August 21st, 2018 | Chemistry of cleaning
By: Melissa Pandika 22.08.13
What gives carbonated drinks their zesty bite? Bubbles might be your first guess — but you’d be wrong.
In fact, bubbles aren’t needed to experience the burning sensation, but they do enhance it, according to a study published Wednesday in the journal PLOS One. The secret behind soda’s sharp taste is the acid that forms on your tongue when you take a sip.
Carbonated beverages are produced by dissolving carbon dioxide in liquid, typically under high pressure. Popping open a can or bottle of the liquid reduces that pressure, releasing the carbon dioxide in the form of bubbles. Enzymes in the mouth convert the carbon dioxide into carbonic acid. The acid stimulates nerve endings, activating pain mechanisms that cause a mild irritation, or “bite.”
The earliest clues that carbonic acid, not bubbles, were responsible for this sensation came from mountaineers’ accounts of the “champagne blues.” After pouring a bottle of celebratory champagne at the summit, mountaineers who had taken medication for altitude sickness disappointedly remarked on the drink’s flat taste — despite its fizziness. It turns out the medication blocked the enzyme that converts carbon dioxide into carbonic acid.
Still, popular belief continued to hold that the bubbles were primarily responsible. To settle the debate, scientists at the Monell Chemical Senses Center in Philadelphia took advantage of the inability of bubbles to form above a certain pressure level.

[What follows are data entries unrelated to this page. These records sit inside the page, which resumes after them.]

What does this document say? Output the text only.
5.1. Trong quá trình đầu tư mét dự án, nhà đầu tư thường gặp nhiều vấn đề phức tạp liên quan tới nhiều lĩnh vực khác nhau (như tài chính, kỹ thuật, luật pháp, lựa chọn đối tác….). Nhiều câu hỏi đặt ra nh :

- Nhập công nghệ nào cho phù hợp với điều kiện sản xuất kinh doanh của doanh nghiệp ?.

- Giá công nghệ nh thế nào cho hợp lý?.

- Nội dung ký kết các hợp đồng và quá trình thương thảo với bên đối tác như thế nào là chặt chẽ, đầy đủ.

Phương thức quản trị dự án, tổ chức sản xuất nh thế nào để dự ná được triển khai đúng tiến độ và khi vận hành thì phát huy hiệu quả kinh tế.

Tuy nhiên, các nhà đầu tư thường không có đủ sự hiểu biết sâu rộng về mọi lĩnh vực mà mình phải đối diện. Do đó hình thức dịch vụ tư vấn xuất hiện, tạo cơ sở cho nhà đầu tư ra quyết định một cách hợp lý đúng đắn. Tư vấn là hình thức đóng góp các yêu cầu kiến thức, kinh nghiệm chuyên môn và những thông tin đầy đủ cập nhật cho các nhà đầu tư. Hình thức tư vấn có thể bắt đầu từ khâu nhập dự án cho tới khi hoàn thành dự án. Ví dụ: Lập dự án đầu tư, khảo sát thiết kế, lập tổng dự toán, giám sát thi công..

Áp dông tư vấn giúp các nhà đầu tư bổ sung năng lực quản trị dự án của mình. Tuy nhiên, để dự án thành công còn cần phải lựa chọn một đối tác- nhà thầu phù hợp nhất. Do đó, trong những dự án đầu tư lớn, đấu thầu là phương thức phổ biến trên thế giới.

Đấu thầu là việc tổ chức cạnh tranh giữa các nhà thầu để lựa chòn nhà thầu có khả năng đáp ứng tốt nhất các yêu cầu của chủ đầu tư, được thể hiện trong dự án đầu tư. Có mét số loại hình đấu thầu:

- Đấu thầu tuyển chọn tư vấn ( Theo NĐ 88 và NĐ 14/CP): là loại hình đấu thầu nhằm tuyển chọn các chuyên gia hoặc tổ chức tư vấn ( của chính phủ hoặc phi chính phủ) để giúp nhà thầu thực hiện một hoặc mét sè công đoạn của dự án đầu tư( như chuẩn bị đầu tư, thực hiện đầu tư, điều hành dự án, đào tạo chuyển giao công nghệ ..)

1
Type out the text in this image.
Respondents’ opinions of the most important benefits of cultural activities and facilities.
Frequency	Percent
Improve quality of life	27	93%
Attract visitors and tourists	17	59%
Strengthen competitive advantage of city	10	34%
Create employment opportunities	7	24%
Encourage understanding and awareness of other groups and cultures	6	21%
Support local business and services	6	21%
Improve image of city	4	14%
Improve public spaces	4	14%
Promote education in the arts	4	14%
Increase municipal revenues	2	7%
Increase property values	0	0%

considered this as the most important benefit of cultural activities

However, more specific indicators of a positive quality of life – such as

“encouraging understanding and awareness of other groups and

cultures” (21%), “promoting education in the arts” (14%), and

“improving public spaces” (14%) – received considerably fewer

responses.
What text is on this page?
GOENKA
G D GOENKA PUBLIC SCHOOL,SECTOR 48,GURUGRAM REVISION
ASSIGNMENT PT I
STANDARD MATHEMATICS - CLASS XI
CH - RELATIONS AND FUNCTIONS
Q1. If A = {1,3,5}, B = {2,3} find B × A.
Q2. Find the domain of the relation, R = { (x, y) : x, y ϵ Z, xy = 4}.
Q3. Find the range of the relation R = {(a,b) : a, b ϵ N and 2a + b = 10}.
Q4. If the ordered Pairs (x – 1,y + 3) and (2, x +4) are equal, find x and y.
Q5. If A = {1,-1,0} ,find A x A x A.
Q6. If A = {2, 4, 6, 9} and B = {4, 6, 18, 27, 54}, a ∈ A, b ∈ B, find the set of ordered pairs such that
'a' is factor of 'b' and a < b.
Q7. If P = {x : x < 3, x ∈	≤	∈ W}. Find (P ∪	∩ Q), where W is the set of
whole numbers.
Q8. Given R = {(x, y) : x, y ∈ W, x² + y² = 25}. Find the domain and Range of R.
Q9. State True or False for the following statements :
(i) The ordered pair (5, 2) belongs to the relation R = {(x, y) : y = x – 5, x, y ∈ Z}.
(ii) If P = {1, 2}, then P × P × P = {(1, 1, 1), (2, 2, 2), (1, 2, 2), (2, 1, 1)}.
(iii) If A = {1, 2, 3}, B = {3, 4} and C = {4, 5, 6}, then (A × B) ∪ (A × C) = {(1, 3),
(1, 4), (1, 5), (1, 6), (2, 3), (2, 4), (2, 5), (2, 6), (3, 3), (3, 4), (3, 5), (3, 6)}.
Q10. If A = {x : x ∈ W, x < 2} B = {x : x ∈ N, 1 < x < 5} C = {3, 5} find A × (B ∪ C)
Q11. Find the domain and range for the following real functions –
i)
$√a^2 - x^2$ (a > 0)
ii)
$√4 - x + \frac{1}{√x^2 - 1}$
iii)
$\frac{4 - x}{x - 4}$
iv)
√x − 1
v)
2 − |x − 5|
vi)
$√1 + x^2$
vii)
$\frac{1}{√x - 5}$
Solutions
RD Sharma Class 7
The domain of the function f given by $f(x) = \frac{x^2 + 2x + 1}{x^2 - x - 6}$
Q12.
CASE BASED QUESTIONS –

The researchers seated 12 healthy adults in a pressurized chamber and asked them to rate the bite intensity of carbonated water once while under normal pressure — at which bubbles could still form — and a second time at higher pressure — at which bubbles didn’t form. They saw no difference in the bite ratings reported in the two conditions.
“Clearly, the bubbles are not required for the perception of carbonation bite,” the researchers wrote.
But the bubbles may have still influenced that perception. Earlier studies have shown that light touch can soothe pain — much like how rubbing a mosquito bite can relieve itching — so the researchers expected the bubbles to suppress the sting of carbonation.
To test their hypothesis, they asked 11 adults to rate the bite intensity of carbonated water when a filter pumped bubbles just below their tongues and again when another filter pumped the bubbles from further away.
To the scientists’ surprise, the volunteers rated the bite as stronger when the bubbles were directly hitting their tongues — suggesting that bubbles enhance the bite of carbonated drinks.
But how the bubbles do this remains a mystery. Perhaps they “stir” the liquid in the mouth, continually drawing in fresh carbon dioxide to convert into carbonic acid, said Paul Wise, a sensory psychologist who led the study.
“If the bubbles are increasing pain, why do people like carbonated drinks so much?” said Earl Carstens, a neurobiologist at UC Davis who wasn’t involved in the study. “It’s a really interesting question that relates to the entire food industry,” including spicy foods, which have become increasingly popular in the U.S. over the last decade.
However, it’s also possible that sugar or some other ingredient in carbonated drinks may be suppressing their bite, he said.
The new findings could “open up opportunities” for food and beverage companies to manipulate their products for people who have a reduced sense of taste, such as HIV patients and the elderly, Wise said. “Maybe you could make up for that [loss] by enhancing some of the other components,” such as smell and color, he said.
Companies could also improve the flavor of vital nutrient sources, such as potassium chloride, a substitute for table salt that many complain of having a metallic taste, he added.
“Flavor is a complex interaction between taste, smell, touch, pain, sound and visual aspects,” Wise said. “If we can understand how those interact, we can tweak some of them to create a more desirable flavor profile.”